Italy Chooses That Leonardo da Vinci’s 500 Years of age Functions Are Not In The General Public Domain

from the locking-up-the-public-domain dept

Walled Culture is a huge fan of the public domain The incredible creative usages that individuals have the ability to make from product just when it goes into the general public domain are a sign that copyright can serve as a challenge to broader imagination, instead of something that instantly promotes it. However there’s an issue: due to the fact that the general public domain has to do with making creative productions readily available to everybody for no charge and without limitations, there are no well-funded lobbyists who stand and protect it. Rather, all we hear is whimpering from the copyright world that the general public domain exists, and requires it to be lessened and even eliminated by extending copyright anywhere possible.

Often those attacks can originate from unexpected quarters. For instance, in October in 2015 Walled Culture blogged about Italy’s Uffizi Galleries taking legal action against the French style home Jean Paul Gaultier for the apparently unapproved usage of pictures of Botticelli’s Renaissance work of art The Birth of Venus on its clothes items.

Regretfully, this is not a one-off case. The Communia blog site has another example of something that is unquestionably in the general public domain and yet can not be utilized for any function, in this case a business one. The general public domain art is the popular Vitruvian Male drawn by Leonardo da Vinci over 500 years back.

The industrial usage is as the image on a Ravensburger puzzle. As the Communia article describes:

According to the Italian Cultural Heritage Code and pertinent case law, faithful digital recreations of works of cultural heritage– consisting of operate in the general public Domain– can just be utilized for industrial functions versus permission and payment of a charge. Significantly however, the choice to need permission and claim payment is delegated the discretion of each cultural organization (see short articles 107 and 108). In practice, this indicates that cultural organizations have the choice to enable users to recreate and recycle devoted digital recreations of Public Domain works for complimentary, consisting of for industrial usages. This versatility is essential for organizations to support open access to cultural heritage.
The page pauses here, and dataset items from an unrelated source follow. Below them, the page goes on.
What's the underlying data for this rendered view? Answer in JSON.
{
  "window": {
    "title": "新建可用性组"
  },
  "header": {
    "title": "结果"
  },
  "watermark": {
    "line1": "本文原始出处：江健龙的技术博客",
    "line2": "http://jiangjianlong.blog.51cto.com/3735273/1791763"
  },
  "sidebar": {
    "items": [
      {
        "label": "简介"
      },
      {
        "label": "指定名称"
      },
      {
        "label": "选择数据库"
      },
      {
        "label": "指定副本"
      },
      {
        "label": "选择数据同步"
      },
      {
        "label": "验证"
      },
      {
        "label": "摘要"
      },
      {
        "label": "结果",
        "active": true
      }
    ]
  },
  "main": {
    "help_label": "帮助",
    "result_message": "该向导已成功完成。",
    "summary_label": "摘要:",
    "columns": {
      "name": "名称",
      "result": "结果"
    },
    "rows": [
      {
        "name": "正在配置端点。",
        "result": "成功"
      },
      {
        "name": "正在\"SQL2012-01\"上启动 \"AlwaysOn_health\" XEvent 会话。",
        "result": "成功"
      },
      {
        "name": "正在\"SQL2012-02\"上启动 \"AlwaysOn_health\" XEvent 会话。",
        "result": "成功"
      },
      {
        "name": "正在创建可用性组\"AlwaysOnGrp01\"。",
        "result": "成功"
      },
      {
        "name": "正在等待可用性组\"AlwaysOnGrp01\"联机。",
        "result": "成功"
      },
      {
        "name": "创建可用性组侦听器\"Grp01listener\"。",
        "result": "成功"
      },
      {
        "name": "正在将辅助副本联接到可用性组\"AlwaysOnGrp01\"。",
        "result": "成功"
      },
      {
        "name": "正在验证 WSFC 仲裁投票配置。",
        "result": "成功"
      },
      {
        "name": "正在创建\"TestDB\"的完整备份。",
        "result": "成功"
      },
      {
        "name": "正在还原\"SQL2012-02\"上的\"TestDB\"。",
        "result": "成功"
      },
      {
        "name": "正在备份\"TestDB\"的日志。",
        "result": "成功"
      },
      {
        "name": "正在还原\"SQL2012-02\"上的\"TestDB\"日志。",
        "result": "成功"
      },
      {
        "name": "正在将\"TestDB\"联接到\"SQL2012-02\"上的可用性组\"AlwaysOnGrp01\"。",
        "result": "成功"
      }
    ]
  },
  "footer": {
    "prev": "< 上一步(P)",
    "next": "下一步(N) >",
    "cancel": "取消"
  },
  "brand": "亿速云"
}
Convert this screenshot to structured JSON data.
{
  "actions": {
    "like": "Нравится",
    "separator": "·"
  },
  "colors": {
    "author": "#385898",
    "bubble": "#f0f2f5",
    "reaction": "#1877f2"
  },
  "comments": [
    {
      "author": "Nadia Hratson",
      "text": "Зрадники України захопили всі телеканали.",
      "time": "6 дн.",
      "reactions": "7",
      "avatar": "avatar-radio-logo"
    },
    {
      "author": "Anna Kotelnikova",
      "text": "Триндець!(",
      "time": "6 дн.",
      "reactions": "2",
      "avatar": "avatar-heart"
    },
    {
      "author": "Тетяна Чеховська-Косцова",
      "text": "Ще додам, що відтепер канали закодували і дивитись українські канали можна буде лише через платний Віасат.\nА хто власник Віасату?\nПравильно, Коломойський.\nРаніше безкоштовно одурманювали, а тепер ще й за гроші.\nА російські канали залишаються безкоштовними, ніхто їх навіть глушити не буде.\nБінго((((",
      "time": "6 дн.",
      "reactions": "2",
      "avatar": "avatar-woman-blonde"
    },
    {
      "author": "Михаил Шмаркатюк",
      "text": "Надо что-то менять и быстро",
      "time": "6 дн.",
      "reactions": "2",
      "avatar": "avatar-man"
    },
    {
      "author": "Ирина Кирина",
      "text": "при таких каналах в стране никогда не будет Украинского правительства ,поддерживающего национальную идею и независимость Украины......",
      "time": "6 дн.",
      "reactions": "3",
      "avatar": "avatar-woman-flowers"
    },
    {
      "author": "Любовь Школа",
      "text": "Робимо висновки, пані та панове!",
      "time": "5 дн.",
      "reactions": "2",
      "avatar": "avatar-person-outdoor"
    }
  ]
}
This travesties the concept of the general public domain, which to be significant needs to use in all cases, not simply in ones where the pertinent Italian cultural organization enthusiastically chooses to enable it. The reality that this law was passed remains in part to the success of the copyright market in belittling the general public domain as an aberration of no genuine worth– something that can be rejected with no ill impacts. Nevertheless:

These cases are bound to leave wreckage in their wake: excellent unpredictability around making use of cultural heritage throughout the whole single market, obstructed imagination, suppressed European entrepreneurship, minimized financial chances, and a decreased, impoverished Public Domain. To resolve these problems, we hope the European Court of Justice will quickly have the chance to clarify that the general public Domain should not be limited, a fortiori by guidelines beyond copyright and associated rights, which jeopardize the European lawmaker’s clear intent to support the general public Domain.

Let’s hope the Court of Justice of the European Union does the ideal thing, and safeguards the amazing riches of the general public domain versus every depredation– consisting of those by Italian cultural organizations.